Sometimes, AN may be associated with horn pseudocyst formation resembling the changes seen in a seborrheic keratosis.12 Although histologic examination occasionally demonstrates increased melanin in the basal epithelium, hyperkeratosis and papillomatosis account primarily for the darkened appearance of the skin lesion.4,10 Examination under an electron microscopic shows an increase in tonofilaments.13 Other studies have shown an unusually high expression of keratin 18 and 19 proteins.14

Most medical treatments for AN are ineffective. Treatment is targeted at the underlying cause for the disorder. For malignancy-associated AN, treatment of the primary cancer will resolve the disorder. AN can then be used as a marker for disease recurrence.4 Since AN is most often caused by insulin resistance, glucose control should be the primary focus of treatment.
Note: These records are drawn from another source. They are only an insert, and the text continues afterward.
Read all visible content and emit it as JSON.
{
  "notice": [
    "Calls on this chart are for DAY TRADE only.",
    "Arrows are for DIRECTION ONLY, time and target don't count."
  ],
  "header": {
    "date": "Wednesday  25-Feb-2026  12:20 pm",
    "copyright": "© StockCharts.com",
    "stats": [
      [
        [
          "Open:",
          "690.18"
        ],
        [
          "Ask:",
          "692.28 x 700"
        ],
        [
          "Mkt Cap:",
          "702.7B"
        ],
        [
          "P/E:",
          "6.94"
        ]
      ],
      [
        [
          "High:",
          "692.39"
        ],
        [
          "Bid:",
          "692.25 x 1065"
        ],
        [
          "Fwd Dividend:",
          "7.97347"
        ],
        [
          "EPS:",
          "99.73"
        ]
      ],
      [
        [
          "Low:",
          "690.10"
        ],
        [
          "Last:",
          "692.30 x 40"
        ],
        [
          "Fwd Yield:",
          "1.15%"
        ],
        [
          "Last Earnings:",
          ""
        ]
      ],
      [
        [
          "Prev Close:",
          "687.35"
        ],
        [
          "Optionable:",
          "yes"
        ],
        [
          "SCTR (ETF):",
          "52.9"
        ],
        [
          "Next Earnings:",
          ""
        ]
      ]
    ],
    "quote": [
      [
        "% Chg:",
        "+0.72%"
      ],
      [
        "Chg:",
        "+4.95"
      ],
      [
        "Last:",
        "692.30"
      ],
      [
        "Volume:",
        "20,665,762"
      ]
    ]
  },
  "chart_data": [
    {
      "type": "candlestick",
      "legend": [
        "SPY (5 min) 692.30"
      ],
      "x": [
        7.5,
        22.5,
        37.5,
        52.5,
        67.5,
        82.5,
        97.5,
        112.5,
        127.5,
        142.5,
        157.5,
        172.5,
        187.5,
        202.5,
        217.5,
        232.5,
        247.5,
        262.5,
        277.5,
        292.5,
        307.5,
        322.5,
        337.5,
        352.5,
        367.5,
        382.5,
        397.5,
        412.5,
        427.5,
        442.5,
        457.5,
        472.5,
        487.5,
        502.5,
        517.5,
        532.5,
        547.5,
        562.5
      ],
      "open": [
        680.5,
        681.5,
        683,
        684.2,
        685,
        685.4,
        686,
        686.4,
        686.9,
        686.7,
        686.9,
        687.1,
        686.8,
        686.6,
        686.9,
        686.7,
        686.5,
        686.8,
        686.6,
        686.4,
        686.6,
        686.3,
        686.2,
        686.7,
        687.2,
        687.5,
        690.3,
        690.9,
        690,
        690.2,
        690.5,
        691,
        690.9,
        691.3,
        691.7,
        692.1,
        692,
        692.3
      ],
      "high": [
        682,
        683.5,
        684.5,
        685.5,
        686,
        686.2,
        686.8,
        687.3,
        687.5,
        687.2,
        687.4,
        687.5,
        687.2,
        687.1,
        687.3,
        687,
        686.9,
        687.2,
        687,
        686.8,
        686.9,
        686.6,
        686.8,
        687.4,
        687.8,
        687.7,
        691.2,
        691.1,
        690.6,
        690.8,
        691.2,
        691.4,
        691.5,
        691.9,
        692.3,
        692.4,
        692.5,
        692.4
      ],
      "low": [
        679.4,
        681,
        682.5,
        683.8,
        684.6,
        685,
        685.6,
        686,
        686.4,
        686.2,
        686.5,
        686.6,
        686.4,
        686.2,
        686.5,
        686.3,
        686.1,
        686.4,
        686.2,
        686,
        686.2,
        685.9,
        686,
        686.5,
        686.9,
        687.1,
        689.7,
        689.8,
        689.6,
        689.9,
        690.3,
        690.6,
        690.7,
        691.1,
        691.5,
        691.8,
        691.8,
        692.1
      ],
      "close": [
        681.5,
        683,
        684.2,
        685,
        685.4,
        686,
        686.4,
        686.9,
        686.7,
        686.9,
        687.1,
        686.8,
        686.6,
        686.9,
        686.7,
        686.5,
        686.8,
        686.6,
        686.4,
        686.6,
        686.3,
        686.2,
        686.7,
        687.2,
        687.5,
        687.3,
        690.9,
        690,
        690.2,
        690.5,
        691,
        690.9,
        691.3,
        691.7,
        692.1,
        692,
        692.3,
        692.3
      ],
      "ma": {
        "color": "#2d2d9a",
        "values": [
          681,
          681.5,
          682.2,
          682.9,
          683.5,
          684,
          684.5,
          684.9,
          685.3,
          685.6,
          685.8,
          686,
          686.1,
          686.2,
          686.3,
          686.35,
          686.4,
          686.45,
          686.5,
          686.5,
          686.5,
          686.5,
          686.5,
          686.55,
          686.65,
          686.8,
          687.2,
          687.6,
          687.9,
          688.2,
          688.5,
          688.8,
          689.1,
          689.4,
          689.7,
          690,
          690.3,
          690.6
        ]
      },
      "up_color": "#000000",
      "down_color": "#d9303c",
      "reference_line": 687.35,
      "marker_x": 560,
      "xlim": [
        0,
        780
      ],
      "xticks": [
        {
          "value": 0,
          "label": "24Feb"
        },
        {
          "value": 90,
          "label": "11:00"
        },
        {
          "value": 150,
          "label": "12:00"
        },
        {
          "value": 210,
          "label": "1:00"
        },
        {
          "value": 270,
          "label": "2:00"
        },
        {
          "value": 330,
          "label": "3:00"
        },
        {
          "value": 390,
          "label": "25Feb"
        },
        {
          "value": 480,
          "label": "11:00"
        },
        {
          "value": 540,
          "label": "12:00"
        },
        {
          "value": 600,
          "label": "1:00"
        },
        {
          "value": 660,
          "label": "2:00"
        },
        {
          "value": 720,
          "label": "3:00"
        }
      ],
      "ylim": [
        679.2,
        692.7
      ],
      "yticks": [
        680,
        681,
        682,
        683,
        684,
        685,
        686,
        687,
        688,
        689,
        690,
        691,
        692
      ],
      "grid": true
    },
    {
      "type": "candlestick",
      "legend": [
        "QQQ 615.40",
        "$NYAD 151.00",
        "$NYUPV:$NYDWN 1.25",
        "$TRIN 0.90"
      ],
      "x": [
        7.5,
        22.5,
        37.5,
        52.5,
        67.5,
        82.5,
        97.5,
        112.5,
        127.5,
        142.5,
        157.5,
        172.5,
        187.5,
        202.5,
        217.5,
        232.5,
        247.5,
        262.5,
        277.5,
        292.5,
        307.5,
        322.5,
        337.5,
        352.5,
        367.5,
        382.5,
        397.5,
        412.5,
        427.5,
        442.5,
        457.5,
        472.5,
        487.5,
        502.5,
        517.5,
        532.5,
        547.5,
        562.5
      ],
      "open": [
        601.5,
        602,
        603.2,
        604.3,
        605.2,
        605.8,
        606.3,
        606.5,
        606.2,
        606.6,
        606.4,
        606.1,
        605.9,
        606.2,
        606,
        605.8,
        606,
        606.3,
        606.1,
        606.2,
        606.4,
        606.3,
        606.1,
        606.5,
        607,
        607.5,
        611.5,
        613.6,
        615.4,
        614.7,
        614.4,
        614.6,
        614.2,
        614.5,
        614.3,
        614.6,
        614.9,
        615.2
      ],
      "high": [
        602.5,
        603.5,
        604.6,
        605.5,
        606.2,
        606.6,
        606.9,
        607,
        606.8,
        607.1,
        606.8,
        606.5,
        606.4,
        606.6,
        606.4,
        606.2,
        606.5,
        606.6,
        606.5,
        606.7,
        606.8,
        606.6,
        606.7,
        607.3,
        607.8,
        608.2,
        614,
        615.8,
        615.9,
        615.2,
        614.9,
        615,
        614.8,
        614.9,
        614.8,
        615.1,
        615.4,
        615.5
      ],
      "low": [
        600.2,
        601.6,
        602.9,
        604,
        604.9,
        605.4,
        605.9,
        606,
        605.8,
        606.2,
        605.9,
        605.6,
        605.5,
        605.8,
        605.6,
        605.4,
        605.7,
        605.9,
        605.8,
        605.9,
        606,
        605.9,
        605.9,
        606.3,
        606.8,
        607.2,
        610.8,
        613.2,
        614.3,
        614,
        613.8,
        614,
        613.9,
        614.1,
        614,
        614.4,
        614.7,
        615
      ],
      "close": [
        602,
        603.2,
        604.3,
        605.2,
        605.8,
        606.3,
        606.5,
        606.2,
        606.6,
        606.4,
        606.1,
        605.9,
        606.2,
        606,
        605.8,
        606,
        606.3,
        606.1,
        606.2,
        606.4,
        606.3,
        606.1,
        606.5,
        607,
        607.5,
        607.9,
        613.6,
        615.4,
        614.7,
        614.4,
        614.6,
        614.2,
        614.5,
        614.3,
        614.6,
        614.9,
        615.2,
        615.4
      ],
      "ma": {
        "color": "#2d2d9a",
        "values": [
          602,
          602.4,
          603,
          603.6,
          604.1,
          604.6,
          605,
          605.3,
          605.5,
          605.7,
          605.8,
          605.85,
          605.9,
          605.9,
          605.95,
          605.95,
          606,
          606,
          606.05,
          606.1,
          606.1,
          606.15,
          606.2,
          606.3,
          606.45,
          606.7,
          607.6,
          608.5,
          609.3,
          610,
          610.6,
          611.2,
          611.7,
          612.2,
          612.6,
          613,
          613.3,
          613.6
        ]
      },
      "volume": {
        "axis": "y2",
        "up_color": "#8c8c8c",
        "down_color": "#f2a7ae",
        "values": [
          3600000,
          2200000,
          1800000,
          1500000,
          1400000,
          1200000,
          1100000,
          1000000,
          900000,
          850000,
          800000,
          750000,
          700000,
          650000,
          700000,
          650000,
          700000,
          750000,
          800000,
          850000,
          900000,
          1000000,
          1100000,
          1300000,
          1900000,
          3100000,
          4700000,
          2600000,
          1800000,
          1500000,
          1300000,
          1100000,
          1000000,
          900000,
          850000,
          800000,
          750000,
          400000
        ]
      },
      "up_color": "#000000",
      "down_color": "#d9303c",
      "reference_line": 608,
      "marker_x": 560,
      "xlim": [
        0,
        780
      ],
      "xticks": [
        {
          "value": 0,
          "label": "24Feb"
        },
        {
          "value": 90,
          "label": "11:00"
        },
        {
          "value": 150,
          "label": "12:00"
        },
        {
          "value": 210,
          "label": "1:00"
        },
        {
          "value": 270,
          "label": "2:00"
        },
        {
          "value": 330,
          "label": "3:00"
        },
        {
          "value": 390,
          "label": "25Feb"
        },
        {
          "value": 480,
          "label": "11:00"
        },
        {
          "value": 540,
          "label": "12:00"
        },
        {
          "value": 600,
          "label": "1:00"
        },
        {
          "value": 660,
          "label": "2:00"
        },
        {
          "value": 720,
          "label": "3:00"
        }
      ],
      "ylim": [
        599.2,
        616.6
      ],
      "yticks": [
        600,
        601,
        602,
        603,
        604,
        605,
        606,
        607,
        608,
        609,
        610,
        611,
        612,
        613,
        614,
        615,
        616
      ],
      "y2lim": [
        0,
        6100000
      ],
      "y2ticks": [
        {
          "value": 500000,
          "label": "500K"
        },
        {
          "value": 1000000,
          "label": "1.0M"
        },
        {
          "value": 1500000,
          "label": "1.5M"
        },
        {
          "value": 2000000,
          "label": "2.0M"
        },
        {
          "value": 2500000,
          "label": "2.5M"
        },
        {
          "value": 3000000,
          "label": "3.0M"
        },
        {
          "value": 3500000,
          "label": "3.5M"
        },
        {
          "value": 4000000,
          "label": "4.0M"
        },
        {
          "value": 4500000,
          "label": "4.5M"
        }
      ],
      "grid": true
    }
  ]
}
Achievement of euglycemia in diabetic patients is accompanied by marked regression of AN.15 Weight loss can abate AN in many cases.16 In addition, oral metformin has been shown to significantly improve obesity-associated AN.17-19

If the patient desires further treatment, topical application of 0.1% tretinoin (Vesanoid) cream can be tried to lighten the lesion;8 combining tretinoin with 12% ammonium lactate cream has also been successful.16-20 Another study proved the effectiveness of topical calcipotriol.21 If topical therapy fails, oral isotretinoin or acitretin may be tried.16, 22 Extremely thick lesions can have a bad odor, and treatment with antibacterial soaps may help in these cases.23

One year after the initial examination, the patient’s glucose and hemoglobin A1c were normal, according to her internist. The eye plaques and skin tags were unchanged.